Unlike France the President does not have the power to dissolve Congress, with elections occurring at fixed four year intervals. But that is unnecessary. Unlike France, which retains some elements of Parliamentarism, the US is not at all a Parliamentary, but a purely Presidential system. There is no Prime Minster, because the President is himself both President and Prime Minister rolled into one. The Ministers are not Ministers of a parliament, but members of the Presidents Cabinet, that he can sack and appoint at will. All of the functions that would in Britain be seen as the function of Parliament, and now of Government acting through parliament, are in the US, functions carried out by the President. If anyone’s time is to be cut short it is then that of the President, which can only be done if the President is first impeached. That rarely happens, and even in the case of Nixon he was not actually removed after impeachment, but resigned.
Yet, the US and France are countries where the bourgeois democratic revolution has been more completed than Britain, whilst in these countries power is placed in the hands of the President, which when claimed by others, like Chavez, is described as Bonapartism.  Clearly, a definition of Bonapartism requires something other than purely a description of these executive powers, or else we would describe every Presidential system in the world, as well as parliamentary systems like that in the UK that have similar executive powers, as Bonapartist.
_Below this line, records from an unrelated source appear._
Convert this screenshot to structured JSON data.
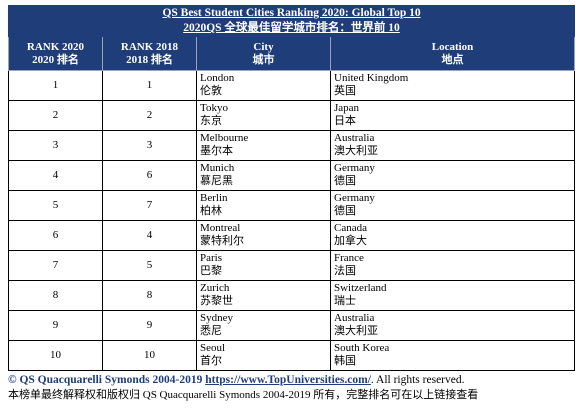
{
  "table": {
    "title_line1": "QS Best Student Cities Ranking 2020: Global Top 10",
    "title_line2": "2020QS 全球最佳留学城市排名：世界前 10",
    "headers": [
      {
        "en": "RANK 2020",
        "zh": "2020 排名"
      },
      {
        "en": "RANK 2018",
        "zh": "2018 排名"
      },
      {
        "en": "City",
        "zh": "城市"
      },
      {
        "en": "Location",
        "zh": "地点"
      }
    ],
    "rows": [
      {
        "rank2020": "1",
        "rank2018": "1",
        "city_en": "London",
        "city_zh": "伦敦",
        "loc_en": "United Kingdom",
        "loc_zh": "英国"
      },
      {
        "rank2020": "2",
        "rank2018": "2",
        "city_en": "Tokyo",
        "city_zh": "东京",
        "loc_en": "Japan",
        "loc_zh": "日本"
      },
      {
        "rank2020": "3",
        "rank2018": "3",
        "city_en": "Melbourne",
        "city_zh": "墨尔本",
        "loc_en": "Australia",
        "loc_zh": "澳大利亚"
      },
      {
        "rank2020": "4",
        "rank2018": "6",
        "city_en": "Munich",
        "city_zh": "慕尼黑",
        "loc_en": "Germany",
        "loc_zh": "德国"
      },
      {
        "rank2020": "5",
        "rank2018": "7",
        "city_en": "Berlin",
        "city_zh": "柏林",
        "loc_en": "Germany",
        "loc_zh": "德国"
      },
      {
        "rank2020": "6",
        "rank2018": "4",
        "city_en": "Montreal",
        "city_zh": "蒙特利尔",
        "loc_en": "Canada",
        "loc_zh": "加拿大"
      },
      {
        "rank2020": "7",
        "rank2018": "5",
        "city_en": "Paris",
        "city_zh": "巴黎",
        "loc_en": "France",
        "loc_zh": "法国"
      },
      {
        "rank2020": "8",
        "rank2018": "8",
        "city_en": "Zurich",
        "city_zh": "苏黎世",
        "loc_en": "Switzerland",
        "loc_zh": "瑞士"
      },
      {
        "rank2020": "9",
        "rank2018": "9",
        "city_en": "Sydney",
        "city_zh": "悉尼",
        "loc_en": "Australia",
        "loc_zh": "澳大利亚"
      },
      {
        "rank2020": "10",
        "rank2018": "10",
        "city_en": "Seoul",
        "city_zh": "首尔",
        "loc_en": "South Korea",
        "loc_zh": "韩国"
      }
    ]
  },
  "footer": {
    "copyright": "© QS Quacquarelli Symonds 2004-2019",
    "link": "https://www.TopUniversities.com/",
    "rights": ". All rights reserved.",
    "note_zh": "本榜单最终解释权和版权归 QS Quacquarelli Symonds 2004-2019 所有，完整排名可在以上链接查看"
  },
  "colors": {
    "header_bg": "#1f3d79",
    "header_text": "#ffffff",
    "link": "#1f3d79"
  }
}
One of the requirements set out by Marx, and by other writers, Trotsky in particular in describing Bonapartism, is not the extent to which these Presidential powers are imbued in the office, but the extent to which the State itself has been able to rise up above society, and exert an independent power largely free from the control and influence of the dominant social class within the society. That was the condition Marx set out in relation to both the first and second Bonapartes in France. In the case of the first arising from the weakness of the bourgeoisie, its reliance on the peasantry, and the continued strength, particularly in alliance with foreign monarchies of the ancient regime. In the case of the second, the continued weakness of the bourgeoisie and continuing reliance on the peasantry and petit-bourgeoisie, as against the rising power of the proletariat.
Such situations are quite rare in history reflecting periods of fairly intense social crisis. In order to describe a regime as Bonapartist it is then necessary not just to point to Presidential powers which are, in fact common to most Presidential systems, but to demonstrate that these powers are exercised on behalf of a state which has raised itself up above society, and freed itself from the control of the dominant social class. It is necessary in doing so to describe the social conditions in which that dominant social class has found itself unable to exercise its class dictatorship, and that invariably means showing that some other class has become strong enough to effectively challenge that class dictatorship.